The process according to the invention consists in replacing the most worn layer 41 (the most upstream) by extracting it from the reactor (arrow 5), then replacing it with a new or regenerated layer 46 (arrow 6). (This layer has been represented symbolically in the figure before its introduction into the reactor, insofar as preference is given to adding the support in the form of bulk foam blocks: before introduction, the support can be stored and transported to to the reactor in a container of any shape, of course). Overall, the height of the support 4 in the reactor after this replacement remains unchanged. After replacement, layer 42 becomes the oldest/worn layer in the layer stack, and layer 46 becomes the "youngest". This layer is preferably bare, it contains only polyurethane foam, and it will gradually become activated by bacterial contamination from the other layers and also develop biofilms on the surface of the foam.

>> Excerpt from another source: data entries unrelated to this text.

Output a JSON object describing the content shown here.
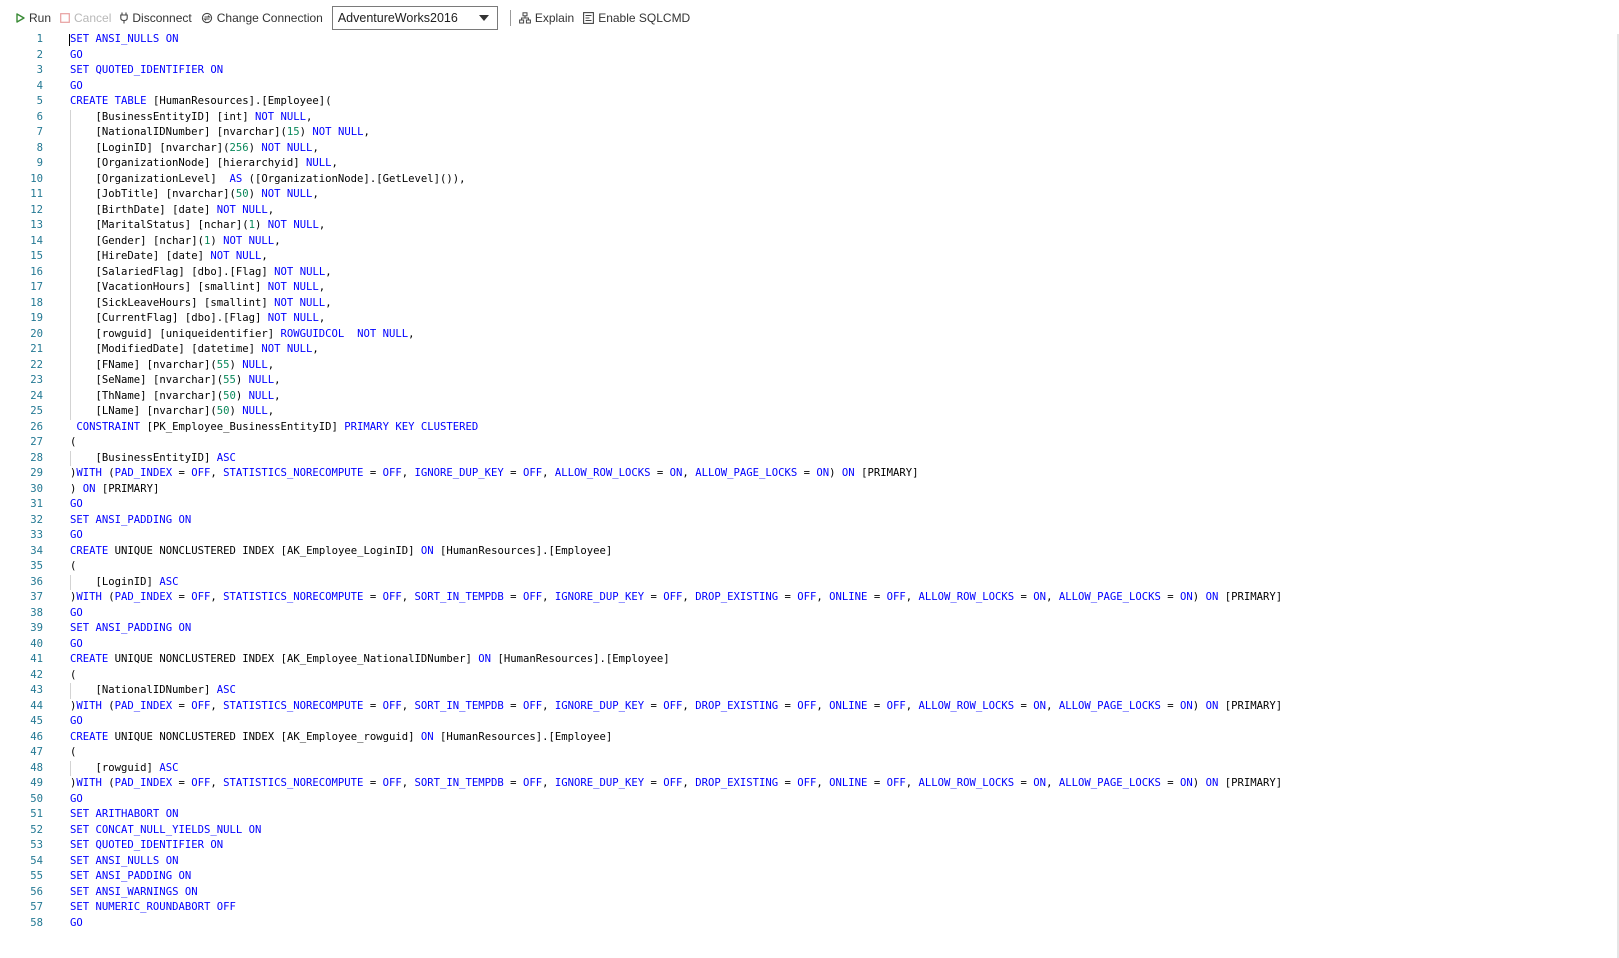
{
  "toolbar": {
    "run_label": "Run",
    "cancel_label": "Cancel",
    "disconnect_label": "Disconnect",
    "change_connection_label": "Change Connection",
    "database": "AdventureWorks2016",
    "explain_label": "Explain",
    "sqlcmd_label": "Enable SQLCMD"
  },
  "colors": {
    "keyword": "#0000ff",
    "number": "#09885a",
    "line_number": "#237893",
    "run_icon": "#388a34"
  },
  "icons": {
    "run": "play-icon",
    "cancel": "stop-icon",
    "disconnect": "plug-icon",
    "change_connection": "connection-icon",
    "explain": "explain-icon",
    "sqlcmd": "sqlcmd-icon",
    "dropdown": "chevron-down-icon"
  },
  "editor": {
    "lines": [
      "SET ANSI_NULLS ON",
      "GO",
      "SET QUOTED_IDENTIFIER ON",
      "GO",
      "CREATE TABLE [HumanResources].[Employee](",
      "    [BusinessEntityID] [int] NOT NULL,",
      "    [NationalIDNumber] [nvarchar](15) NOT NULL,",
      "    [LoginID] [nvarchar](256) NOT NULL,",
      "    [OrganizationNode] [hierarchyid] NULL,",
      "    [OrganizationLevel]  AS ([OrganizationNode].[GetLevel]()),",
      "    [JobTitle] [nvarchar](50) NOT NULL,",
      "    [BirthDate] [date] NOT NULL,",
      "    [MaritalStatus] [nchar](1) NOT NULL,",
      "    [Gender] [nchar](1) NOT NULL,",
      "    [HireDate] [date] NOT NULL,",
      "    [SalariedFlag] [dbo].[Flag] NOT NULL,",
      "    [VacationHours] [smallint] NOT NULL,",
      "    [SickLeaveHours] [smallint] NOT NULL,",
      "    [CurrentFlag] [dbo].[Flag] NOT NULL,",
      "    [rowguid] [uniqueidentifier] ROWGUIDCOL  NOT NULL,",
      "    [ModifiedDate] [datetime] NOT NULL,",
      "    [FName] [nvarchar](55) NULL,",
      "    [SeName] [nvarchar](55) NULL,",
      "    [ThName] [nvarchar](50) NULL,",
      "    [LName] [nvarchar](50) NULL,",
      " CONSTRAINT [PK_Employee_BusinessEntityID] PRIMARY KEY CLUSTERED",
      "(",
      "    [BusinessEntityID] ASC",
      ")WITH (PAD_INDEX = OFF, STATISTICS_NORECOMPUTE = OFF, IGNORE_DUP_KEY = OFF, ALLOW_ROW_LOCKS = ON, ALLOW_PAGE_LOCKS = ON) ON [PRIMARY]",
      ") ON [PRIMARY]",
      "GO",
      "SET ANSI_PADDING ON",
      "GO",
      "CREATE UNIQUE NONCLUSTERED INDEX [AK_Employee_LoginID] ON [HumanResources].[Employee]",
      "(",
      "    [LoginID] ASC",
      ")WITH (PAD_INDEX = OFF, STATISTICS_NORECOMPUTE = OFF, SORT_IN_TEMPDB = OFF, IGNORE_DUP_KEY = OFF, DROP_EXISTING = OFF, ONLINE = OFF, ALLOW_ROW_LOCKS = ON, ALLOW_PAGE_LOCKS = ON) ON [PRIMARY]",
      "GO",
      "SET ANSI_PADDING ON",
      "GO",
      "CREATE UNIQUE NONCLUSTERED INDEX [AK_Employee_NationalIDNumber] ON [HumanResources].[Employee]",
      "(",
      "    [NationalIDNumber] ASC",
      ")WITH (PAD_INDEX = OFF, STATISTICS_NORECOMPUTE = OFF, SORT_IN_TEMPDB = OFF, IGNORE_DUP_KEY = OFF, DROP_EXISTING = OFF, ONLINE = OFF, ALLOW_ROW_LOCKS = ON, ALLOW_PAGE_LOCKS = ON) ON [PRIMARY]",
      "GO",
      "CREATE UNIQUE NONCLUSTERED INDEX [AK_Employee_rowguid] ON [HumanResources].[Employee]",
      "(",
      "    [rowguid] ASC",
      ")WITH (PAD_INDEX = OFF, STATISTICS_NORECOMPUTE = OFF, SORT_IN_TEMPDB = OFF, IGNORE_DUP_KEY = OFF, DROP_EXISTING = OFF, ONLINE = OFF, ALLOW_ROW_LOCKS = ON, ALLOW_PAGE_LOCKS = ON) ON [PRIMARY]",
      "GO",
      "SET ARITHABORT ON",
      "SET CONCAT_NULL_YIELDS_NULL ON",
      "SET QUOTED_IDENTIFIER ON",
      "SET ANSI_NULLS ON",
      "SET ANSI_PADDING ON",
      "SET ANSI_WARNINGS ON",
      "SET NUMERIC_ROUNDABORT OFF",
      "GO"
    ]
  }
}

As shown schematically in Figures 1 and 2, the replacement can be done by dedicated inlets/outlets made in the side wall of the reactor: To extract the spent foam, a dedicated outlet can be provided, the evacuated foam then being separated from the fluid it has entrained, the fluid possibly being reinjected into the reactor. To introduce new or regenerated foam, pneumatic or mechanical means of the endless screw type can be used.

It has been verified that with such a partial replacement at time frequencies adapted according to the duration of the production campaign targeted, this counter-current system (between the circulation of the fluid in the reactor and the change of partial support) is very interesting because it makes it possible to maintain the productivity almost constant over time during the production campaign, and to increase the time of use of the reactor (or to keep it constant with better productivity).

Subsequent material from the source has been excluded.